ECLI:NL:CRVB:2023:1496

Centrale Raad van Beroep

Datum uitspraak
3 augustus 2023
Publicatiedatum
3 augustus 2023
Zaaknummer
21/3953 WIA
Instantie
Centrale Raad van Beroep
Type
Uitspraak
Procedures
  • Hoger beroep
Vindplaatsen
  • Rechtspraak.nl
AI samenvatting door LexboostAutomatisch gegenereerd

Beoordeling van arbeidsongeschiktheid en WIA-uitkering in hoger beroep

Op 3 augustus 2023 heeft de Centrale Raad van Beroep uitspraak gedaan in de zaak van appellant tegen de Raad van bestuur van het Uitvoeringsinstituut werknemersverzekeringen (Uwv) over de toekenning van een WIA-uitkering. Appellant, die zich op 8 mei 2018 ziek meldde, had een aanvraag ingediend voor een WIA-uitkering, maar het Uwv weigerde deze met ingang van 5 mei 2020, omdat appellant minder dan 35% arbeidsongeschikt werd geacht. De rechtbank Limburg verklaarde het beroep van appellant tegen dit besluit ongegrond, waarna appellant in hoger beroep ging.

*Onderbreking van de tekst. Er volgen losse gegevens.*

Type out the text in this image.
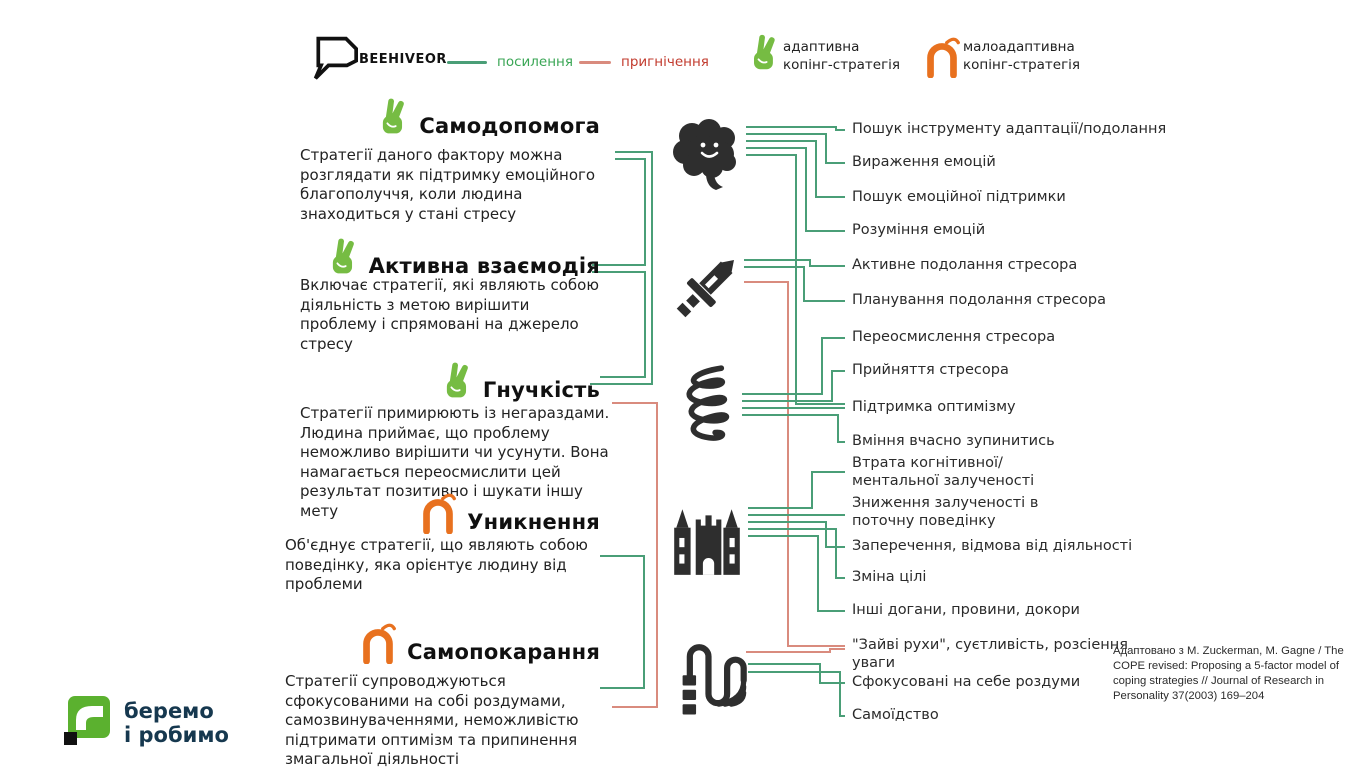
BEEHIVEOR	посилення	пригнічення
адаптивна копінг-стратегія
малоадаптивна копінг-стратегія
Самодопомога
Стратегії даного фактору можна розглядати як підтримку емоційного благополуччя, коли людина знаходиться у стані стресу
Активна взаємодія
Включає стратегії, які являють собою діяльність з метою вирішити проблему і спрямовані на джерело стресу
Гнучкість
Стратегії примирюють із негараздами. Людина приймає, що проблему неможливо вирішити чи усунути. Вона намагається переосмислити цей результат позитивно і шукати іншу мету	Уникнення
Об'єднує стратегії, що являють собою поведінку, яка орієнтує людину від проблеми
Самопокарання
Стратегії супроводжуються сфокусованими на собі роздумами, самозвинуваченнями, неможливістю підтримати оптимізм та припинення змагальної діяльності
Пошук інструменту адаптації/подолання
Вираження емоцій
Пошук емоційної підтримки
Розуміння емоцій
Активне подолання стресора
Планування подолання стресора
Переосмислення стресора
Прийняття стресора
Підтримка оптимізму
Вміння вчасно зупинитись
Втрата когнітивної/ментальної залученості
Зниження залученості в поточну поведінку
Заперечення, відмова від діяльності
Зміна цілі
Інші догани, провини, докори
"Зайві рухи", суєтливість, розсіення уваги
Сфокусовані на себе роздуми
Самоїдство
Адаптовано з M. Zuckerman, M. Gagne / The COPE revised: Proposing a 5-factor model of coping strategies // Journal of Research in Personality 37(2003) 169–204
беремо
і робимо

De Centrale Raad bevestigde de uitspraak van de rechtbank en oordeelde dat de ingeschakelde medisch deskundige, verzekeringsarts Ch.H.C. Lemmers, toereikend en inzichtelijk had gemotiveerd dat de beperkingen van appellant per 5 mei 2020 niet waren onderschat. De Raad oordeelde dat de geselecteerde functies passend waren bij de belastbaarheid van appellant, die als vrachtwagenchauffeur had gewerkt. De deskundige concludeerde dat appellant met de vastgestelde beperkingen geschikt was voor een normale werkweek.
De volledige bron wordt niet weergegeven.